The findings come from a retrospective cohort study using the Surveillance, Epidemiology, and End Results (SEER)-Medicare linked database. The study excluded men with a prior history of stroke, dementia, or use of psychiatric services reported in Medicare claims. The cohort included men diagnosed with localized or locally advanced PCa from January 1992 to December 2009 and followed up until the administrative end of follow-up at 36 months or death.
Separately, in a population-based study of 24,464 men with newly diagnosed PCa, Ming-Chieh Kuo, MD, of Chung-Shan Medical University in Taipei City, Taiwan, and colleagues found a significant 51% increased risk of overall cognitive decline, 38% increased risk of dementia, and 83% increased risk of Parkinson’s disease among men who received ADT compared with those who did not.
The increased risk differed by ADT type. Use of oral antiandrogens was significantly associated with 70% and 54% increased risks of overall cognitive dysfunction and overall dementia, but was not associated with Alzheimer’s dementia. Combined androgen blockade was significantly associated with a 27% increased risk for overall cognitive dysfunction but not overall dementia or Alzheimer’s dementia. Luteinizing hormone-releasing hormone (LHRH) agonists and bilateral orchiectomy were not associated with cognitive dysfunction.
In addition, the investigators found that oral antiandrogens were significantly associated with a 51% increased risk of non-Alzheimer’s dementia and 6.6-fold increased risk of Parkinson’s disease, whereas LHRH agonists were not associated with either of these conditions.
Also at the meeting, South Korean investigators reported on population-based study showing that ADT for PCa was associated with cognitive dysfunction. The study, presented by Jae Young Park, MD, of Korea University College of Medicine in Ansan, included 35,410 patients with PCa identified using South Korea’s National Health Insurance Service Database. Of these, 24,567 (70.6%) underwent ADT. During a mean follow-up of 4.1 years, 4741 patients were newly diagnosed with cognitive dysfunction. ADT was associated with a significant 17% increased risk of cognitive dysfunction.

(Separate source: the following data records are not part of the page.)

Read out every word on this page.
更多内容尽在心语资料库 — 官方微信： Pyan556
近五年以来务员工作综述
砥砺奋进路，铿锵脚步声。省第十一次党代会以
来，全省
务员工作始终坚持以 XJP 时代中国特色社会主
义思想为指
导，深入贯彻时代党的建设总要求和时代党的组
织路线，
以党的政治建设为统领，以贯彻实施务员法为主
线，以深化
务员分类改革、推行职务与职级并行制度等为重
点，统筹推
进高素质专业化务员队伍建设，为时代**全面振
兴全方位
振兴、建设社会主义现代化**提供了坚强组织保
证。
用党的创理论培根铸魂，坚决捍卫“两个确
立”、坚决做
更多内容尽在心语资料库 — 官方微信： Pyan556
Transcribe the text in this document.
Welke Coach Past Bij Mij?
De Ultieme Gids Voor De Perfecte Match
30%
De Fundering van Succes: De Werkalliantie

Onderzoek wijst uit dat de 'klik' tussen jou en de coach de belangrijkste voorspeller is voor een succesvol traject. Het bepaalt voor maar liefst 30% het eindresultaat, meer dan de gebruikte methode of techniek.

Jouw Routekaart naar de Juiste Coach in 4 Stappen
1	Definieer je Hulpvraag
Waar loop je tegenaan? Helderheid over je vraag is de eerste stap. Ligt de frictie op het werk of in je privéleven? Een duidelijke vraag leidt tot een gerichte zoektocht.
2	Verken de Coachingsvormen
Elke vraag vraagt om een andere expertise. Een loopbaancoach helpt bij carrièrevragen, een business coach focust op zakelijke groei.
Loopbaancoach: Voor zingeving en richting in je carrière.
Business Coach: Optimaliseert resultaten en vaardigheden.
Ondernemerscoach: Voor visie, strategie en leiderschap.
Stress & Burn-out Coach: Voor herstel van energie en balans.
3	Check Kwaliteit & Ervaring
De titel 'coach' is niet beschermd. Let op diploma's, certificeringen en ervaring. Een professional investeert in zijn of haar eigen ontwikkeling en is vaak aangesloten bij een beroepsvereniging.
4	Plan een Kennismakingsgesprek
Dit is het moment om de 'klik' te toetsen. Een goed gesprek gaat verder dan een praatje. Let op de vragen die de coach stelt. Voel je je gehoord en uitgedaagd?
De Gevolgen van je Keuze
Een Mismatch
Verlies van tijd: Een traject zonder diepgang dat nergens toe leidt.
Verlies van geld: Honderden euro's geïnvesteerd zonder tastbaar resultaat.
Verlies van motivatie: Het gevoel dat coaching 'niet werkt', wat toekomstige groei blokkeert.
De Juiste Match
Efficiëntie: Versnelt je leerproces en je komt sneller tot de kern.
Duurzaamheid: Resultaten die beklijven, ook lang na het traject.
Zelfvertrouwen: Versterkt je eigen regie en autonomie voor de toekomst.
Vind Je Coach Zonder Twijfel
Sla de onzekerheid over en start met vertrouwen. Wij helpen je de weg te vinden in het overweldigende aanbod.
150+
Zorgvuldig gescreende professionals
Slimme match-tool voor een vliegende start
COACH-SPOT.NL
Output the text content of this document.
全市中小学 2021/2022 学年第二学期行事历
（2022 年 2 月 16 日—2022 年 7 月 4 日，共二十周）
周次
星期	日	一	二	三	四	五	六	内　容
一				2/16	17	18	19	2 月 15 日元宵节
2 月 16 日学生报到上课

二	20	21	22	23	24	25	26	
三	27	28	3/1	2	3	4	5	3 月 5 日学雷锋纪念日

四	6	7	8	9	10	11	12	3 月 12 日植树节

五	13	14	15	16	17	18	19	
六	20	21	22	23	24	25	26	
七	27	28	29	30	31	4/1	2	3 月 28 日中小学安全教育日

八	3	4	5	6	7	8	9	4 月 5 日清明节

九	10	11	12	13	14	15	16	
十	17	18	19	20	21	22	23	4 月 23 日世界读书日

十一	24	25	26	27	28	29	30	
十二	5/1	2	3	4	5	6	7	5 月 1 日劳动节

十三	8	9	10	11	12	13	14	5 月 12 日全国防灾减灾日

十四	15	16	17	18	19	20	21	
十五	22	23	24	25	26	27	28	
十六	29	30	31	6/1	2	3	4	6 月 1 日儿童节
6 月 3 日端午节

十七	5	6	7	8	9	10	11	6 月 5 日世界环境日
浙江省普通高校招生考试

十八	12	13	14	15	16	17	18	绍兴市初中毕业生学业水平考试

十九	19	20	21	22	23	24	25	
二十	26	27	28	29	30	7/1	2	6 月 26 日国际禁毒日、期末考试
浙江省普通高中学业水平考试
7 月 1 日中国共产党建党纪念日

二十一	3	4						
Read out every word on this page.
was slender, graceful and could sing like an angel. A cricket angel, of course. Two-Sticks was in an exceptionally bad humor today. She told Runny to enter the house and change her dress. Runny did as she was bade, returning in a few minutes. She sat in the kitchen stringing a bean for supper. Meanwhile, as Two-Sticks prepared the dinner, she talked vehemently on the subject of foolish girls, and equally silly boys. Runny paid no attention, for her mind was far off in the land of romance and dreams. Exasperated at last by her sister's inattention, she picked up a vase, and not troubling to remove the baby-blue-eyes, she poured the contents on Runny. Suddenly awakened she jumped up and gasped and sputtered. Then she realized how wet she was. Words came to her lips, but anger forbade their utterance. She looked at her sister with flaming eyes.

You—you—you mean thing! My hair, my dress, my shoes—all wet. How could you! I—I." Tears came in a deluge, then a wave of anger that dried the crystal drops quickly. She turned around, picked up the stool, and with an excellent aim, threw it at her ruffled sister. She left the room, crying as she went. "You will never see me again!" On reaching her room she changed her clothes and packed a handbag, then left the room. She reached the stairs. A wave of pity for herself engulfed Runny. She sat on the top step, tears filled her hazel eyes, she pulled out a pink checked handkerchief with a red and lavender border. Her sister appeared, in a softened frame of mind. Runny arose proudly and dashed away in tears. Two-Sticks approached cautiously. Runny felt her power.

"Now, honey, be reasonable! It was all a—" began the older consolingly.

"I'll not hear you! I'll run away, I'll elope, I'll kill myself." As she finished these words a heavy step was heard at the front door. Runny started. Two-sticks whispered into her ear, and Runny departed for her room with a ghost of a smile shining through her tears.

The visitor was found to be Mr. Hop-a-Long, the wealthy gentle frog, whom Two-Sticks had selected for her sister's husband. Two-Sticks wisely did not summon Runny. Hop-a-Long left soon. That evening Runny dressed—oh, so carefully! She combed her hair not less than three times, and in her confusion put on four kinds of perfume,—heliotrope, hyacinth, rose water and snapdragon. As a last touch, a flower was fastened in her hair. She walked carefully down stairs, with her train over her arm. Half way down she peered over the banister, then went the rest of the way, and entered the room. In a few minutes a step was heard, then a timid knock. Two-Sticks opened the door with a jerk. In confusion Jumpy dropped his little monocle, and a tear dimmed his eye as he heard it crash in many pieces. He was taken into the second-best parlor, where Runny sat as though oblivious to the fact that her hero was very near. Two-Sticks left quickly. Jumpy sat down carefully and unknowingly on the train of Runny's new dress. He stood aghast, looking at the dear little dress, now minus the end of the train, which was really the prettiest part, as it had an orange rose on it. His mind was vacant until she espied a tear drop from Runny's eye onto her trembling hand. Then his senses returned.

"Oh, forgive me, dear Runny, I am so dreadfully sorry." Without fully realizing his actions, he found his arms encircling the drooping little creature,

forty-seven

Read more of Renal & Urology News’ coverage of the AUA 2019 meeting by visiting the conference page.
Krasnova A, Tully KH, Epstein M, et al. Risk of dementia following androgen deprivation therapy for treatment of prostate cancer. Presented at the 2019 American Urological Association annual meeting held May 3-6 in Chicago. Abstract PD30-12.
Kuo MC, Tseng CS, Huang CY, et al. Different androgen deprivation therapies have unequally impact on cognitive dysfunction—an analysis from a population-based study using time-dependent exposure model. Presented at the 2019 American Urological Association annual meeting held May 3-6 in Chicago. Abstract PD15-02.
Sik TB, Choi H, Park JY, et al. Correlation of androgen deprivation therapy with cognitive dysfunction in patients with prostate cancer: A nationwide population-based study using the National Health Insurance Service Database. Presented at the 2019 American Urological Association annual meeting held May 3-6 in Chicago. Abstract PD30-11.